As for other speakers, moderator Paul N. Courant, university librarian and dean of libraries, and Harold T. Shapiro collegiate professor of public policy, quipped that with the MBT, Mchigan has managed to create a tax structure that is inhospitable to both labor and captial.

Kim Hill, director of the Automotive Communities Program and Associate Director of theEconomics and Business Group, Center for Automotive Research in Ann Arbor, covered the recent crash in auto production.

And echoing Ballard, he said education is critically more important -- even in manufacturing jobs. "Even a new assembly line worker ... is required to have two to four years of college, and there's an engine plant now in Dundee where everybody there has a four year degree," Hill said. "The reason they want college degrees is that they have learned from the Hondas and Toyotas of the world that have empowered their workers to improve theproduct.
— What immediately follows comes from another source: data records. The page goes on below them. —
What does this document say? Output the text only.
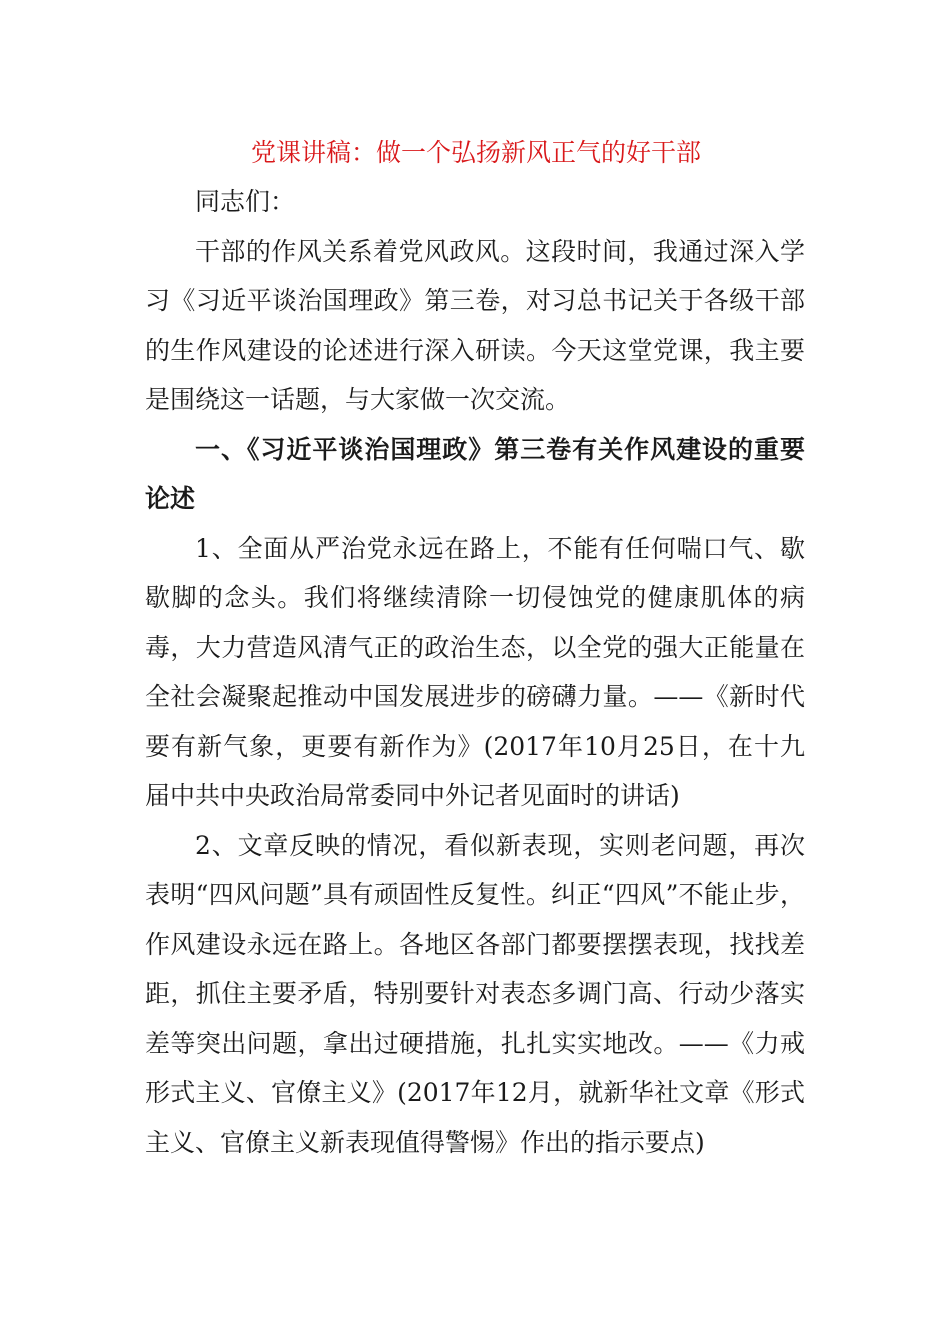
党课讲稿：做一个弘扬新风正气的好干部

同志们：

干部的作风关系着党风政风。这段时间，我通过深入学习《习近平谈治国理政》第三卷，对习总书记关于各级干部的生作风建设的论述进行深入研读。今天这堂党课，我主要是围绕这一话题，与大家做一次交流。

一、《习近平谈治国理政》第三卷有关作风建设的重要论述

1、全面从严治党永远在路上，不能有任何喘口气、歇歇脚的念头。我们将继续清除一切侵蚀党的健康肌体的病毒，大力营造风清气正的政治生态，以全党的强大正能量在全社会凝聚起推动中国发展进步的磅礴力量。——《新时代要有新气象，更要有新作为》(2017年10月25日，在十九届中共中央政治局常委同中外记者见面时的讲话)

2、文章反映的情况，看似新表现，实则老问题，再次表明“四风问题”具有顽固性反复性。纠正“四风”不能止步，作风建设永远在路上。各地区各部门都要摆摆表现，找找差距，抓住主要矛盾，特别要针对表态多调门高、行动少落实差等突出问题，拿出过硬措施，扎扎实实地改。——《力戒形式主义、官僚主义》(2017年12月，就新华社文章《形式主义、官僚主义新表现值得警惕》作出的指示要点)
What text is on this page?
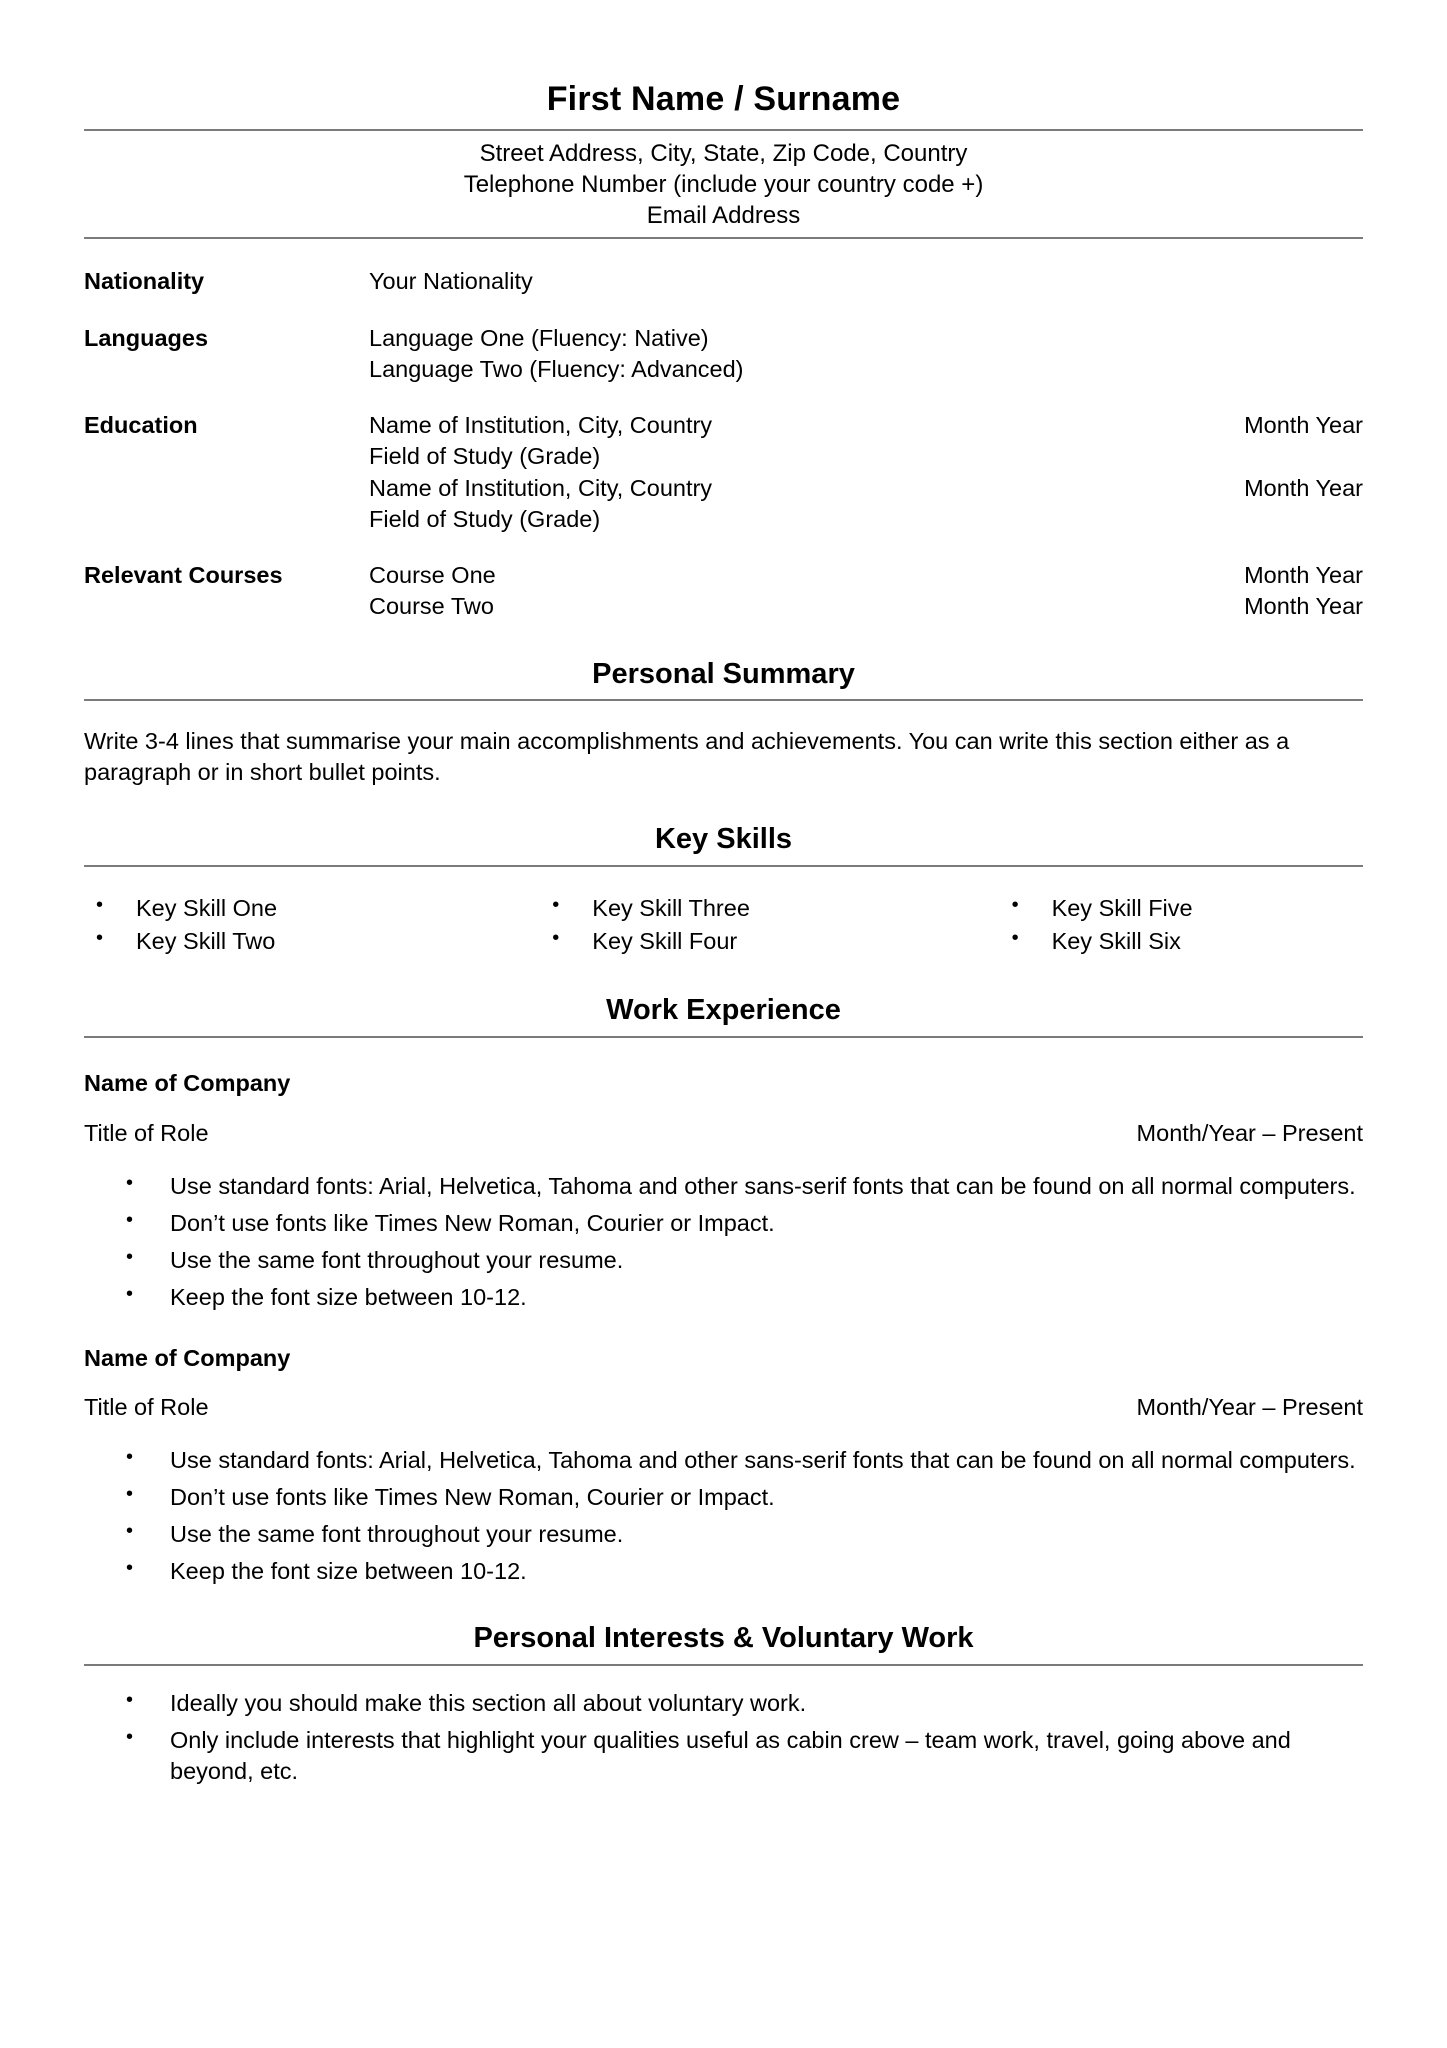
First Name / Surname
Street Address, City, State, Zip Code, Country
Telephone Number (include your country code +)
Email Address
Nationality	Your Nationality	

Languages	Language One (Fluency: Native)	
	Language Two (Fluency: Advanced)	

Education	Name of Institution, City, Country	Month Year
	Field of Study (Grade)	
	Name of Institution, City, Country	Month Year
	Field of Study (Grade)	

Relevant Courses	Course One	Month Year
	Course Two	Month Year
Personal Summary
Write 3-4 lines that summarise your main accomplishments and achievements. You can write this section either as a paragraph or in short bullet points.
Key Skills
• Key Skill One
• Key Skill Two
• Key Skill Three
• Key Skill Four
• Key Skill Five
• Key Skill Six
Work Experience
Name of Company
Title of Role	Month/Year – Present
• Use standard fonts: Arial, Helvetica, Tahoma and other sans-serif fonts that can be found on all normal computers.
• Don’t use fonts like Times New Roman, Courier or Impact.
• Use the same font throughout your resume.
• Keep the font size between 10-12.
Name of Company
Title of Role	Month/Year – Present
• Use standard fonts: Arial, Helvetica, Tahoma and other sans-serif fonts that can be found on all normal computers.
• Don’t use fonts like Times New Roman, Courier or Impact.
• Use the same font throughout your resume.
• Keep the font size between 10-12.
Personal Interests & Voluntary Work
• Ideally you should make this section all about voluntary work.
• Only include interests that highlight your qualities useful as cabin crew – team work, travel, going above and beyond, etc.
They want people with heads on their shoulders, not just muscles and sweat."

Hill pointed out that Michigan has retained the high-tech part of the auto industry, averaging about 70 percent of automotive research and development spending most years, with more than 50,000 jobs in auto research and engineering.

And he hailed the $25 billion loan package for the automakers that encourages efficiency upgrades and credits for the purchase of plug-ins, and hopes the rumors of billions more for advanced battery research are true.

John Austin, director of Southeast Michigan New Economy Initiative, said Michigan and the Midwest have significant and unique economic challenges that are legacies of past industrial leadership, including  contaminated land and water. The region also has low education attainment levels relative to new economy leaders, and faces a severe brain drain of young, talented workesr.

However, the region also has huge advantages, including strong production of intellectual property and top-flight universities -- in fact, 20 of the world's top 100 universities are in the Midwest, more than the West Coast or the Northeast.

The region also has immigrants who are much better educated than the native-born, and is above average in the creative economy.

Christopher Hayter, director of the economic development program at the National Governors Association, said he's studying the link of post-secondary education and industry. He said most funding for higher education has been flat, and college attainment rates for young people are actually following below the rates of earlier generations. He also criticized state legislatures' funding strategies: "The golden rule of state legislatures is that which we don't understand, we cut."